Start by reading a list of names from a single file and print these names in the console. Post your code!
I was doing something similar. I have all my files in a folder, so I was using the glob module and the wildcard (*) symbol. This may help point you in the right direction.
I am writing to an outfile... merge_BLASTP_results.out
for file in glob.glob('/Users/sueparks/BlastP_Results/*'): myfile = open(file,'r') #open each file lines = myfile.readlines() # read lines of each file with open('merge_BLASTP_results.out', 'a') as f: for line in lines: line.strip('\n') f.write(line) # write lines to new file
@Sue_2 You can improve this by opening the ouput file only once. Also, you can use fileinput to iterate over the lines of many files
with open('merge_BLASTP_results.out', 'w') as f: for line in fileinput.input(glob.glob('/Users/sueparks/BlastP_Results/*')): f.write(line) # write lines to new file
* may be a little too permissive, if the directory contains binary files for example. Depending on what you need,
*.dat for example is safer.
So, if I have 200 protein files that start with 'P_1'...and end with '.txt', but I also have another 100 text files that are labeled rna1.txt,rna2.txt,....Can you show me how to exclusively work with the P_1.txt files?? I seen an example with the wild card (*), but I was curious about what you thought??
I seen something like this maybe a week ago...
'P_1*' + '*.txt'
Well, you can use
P_1*.txt to work only with these files.

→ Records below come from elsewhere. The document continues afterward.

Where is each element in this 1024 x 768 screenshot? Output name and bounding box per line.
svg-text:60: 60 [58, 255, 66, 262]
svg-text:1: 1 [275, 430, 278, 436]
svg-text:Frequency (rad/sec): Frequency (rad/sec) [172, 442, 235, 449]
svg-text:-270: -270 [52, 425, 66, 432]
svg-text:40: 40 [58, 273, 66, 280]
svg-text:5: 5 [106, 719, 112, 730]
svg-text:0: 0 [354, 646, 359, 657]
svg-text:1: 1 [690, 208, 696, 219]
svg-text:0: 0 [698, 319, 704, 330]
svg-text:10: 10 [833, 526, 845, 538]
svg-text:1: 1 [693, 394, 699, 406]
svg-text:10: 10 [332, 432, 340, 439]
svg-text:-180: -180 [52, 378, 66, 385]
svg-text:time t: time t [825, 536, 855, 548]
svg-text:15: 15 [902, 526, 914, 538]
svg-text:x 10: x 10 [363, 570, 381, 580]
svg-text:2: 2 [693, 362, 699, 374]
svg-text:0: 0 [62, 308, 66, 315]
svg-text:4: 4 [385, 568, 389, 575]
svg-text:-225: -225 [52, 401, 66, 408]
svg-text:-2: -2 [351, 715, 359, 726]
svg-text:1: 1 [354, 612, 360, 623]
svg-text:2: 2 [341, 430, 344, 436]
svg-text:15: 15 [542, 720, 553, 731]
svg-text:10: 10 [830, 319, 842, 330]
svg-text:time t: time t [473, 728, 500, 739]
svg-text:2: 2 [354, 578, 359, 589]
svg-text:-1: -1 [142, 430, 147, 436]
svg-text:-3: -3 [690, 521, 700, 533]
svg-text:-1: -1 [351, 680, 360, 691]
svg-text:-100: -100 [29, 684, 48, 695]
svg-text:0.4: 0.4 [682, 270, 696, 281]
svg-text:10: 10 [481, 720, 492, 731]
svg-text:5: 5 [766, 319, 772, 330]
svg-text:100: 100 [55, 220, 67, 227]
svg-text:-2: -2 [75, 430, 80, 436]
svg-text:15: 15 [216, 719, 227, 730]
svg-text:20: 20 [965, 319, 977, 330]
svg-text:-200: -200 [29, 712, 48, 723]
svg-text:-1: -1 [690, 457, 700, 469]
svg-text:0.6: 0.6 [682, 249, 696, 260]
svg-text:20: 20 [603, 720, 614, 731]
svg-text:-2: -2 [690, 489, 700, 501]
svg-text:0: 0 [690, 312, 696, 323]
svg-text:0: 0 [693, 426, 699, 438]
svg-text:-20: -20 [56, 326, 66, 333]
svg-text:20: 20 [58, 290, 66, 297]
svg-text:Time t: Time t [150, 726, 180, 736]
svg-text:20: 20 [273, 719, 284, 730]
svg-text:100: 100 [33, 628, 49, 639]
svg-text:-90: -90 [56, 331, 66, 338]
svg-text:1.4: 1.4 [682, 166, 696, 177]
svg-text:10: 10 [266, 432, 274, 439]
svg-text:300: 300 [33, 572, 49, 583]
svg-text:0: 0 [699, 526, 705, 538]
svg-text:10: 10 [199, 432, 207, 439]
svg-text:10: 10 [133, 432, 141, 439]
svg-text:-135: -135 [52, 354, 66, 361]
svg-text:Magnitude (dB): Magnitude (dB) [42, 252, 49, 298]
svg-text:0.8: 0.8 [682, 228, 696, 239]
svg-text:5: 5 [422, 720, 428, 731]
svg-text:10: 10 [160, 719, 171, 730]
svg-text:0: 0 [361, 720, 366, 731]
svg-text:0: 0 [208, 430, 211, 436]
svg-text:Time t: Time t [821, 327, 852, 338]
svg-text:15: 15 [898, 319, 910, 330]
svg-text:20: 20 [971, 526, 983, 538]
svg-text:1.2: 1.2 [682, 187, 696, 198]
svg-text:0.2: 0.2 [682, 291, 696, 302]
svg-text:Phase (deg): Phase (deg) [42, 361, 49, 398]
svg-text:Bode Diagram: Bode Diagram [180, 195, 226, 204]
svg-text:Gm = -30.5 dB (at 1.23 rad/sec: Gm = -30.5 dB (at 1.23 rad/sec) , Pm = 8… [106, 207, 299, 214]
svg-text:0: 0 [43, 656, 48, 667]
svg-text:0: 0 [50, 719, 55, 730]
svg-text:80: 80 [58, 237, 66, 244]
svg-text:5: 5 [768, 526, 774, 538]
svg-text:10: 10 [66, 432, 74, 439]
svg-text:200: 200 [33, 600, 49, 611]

For the
rna files, you can use
rna*.txt or simply
rna* if only
.txt files start with this prefix.
Note that if you know regular expressions (the re module), you can get a regular expression equivalent to your glob pattern by using
fnmatch.translate(), for example
>>> import fnmatch >>> fnmatch.translate('P_1*.txt') 'P_1.*\\.txt\\Z(?ms)'
The re module could be used for more sophisticated filtering.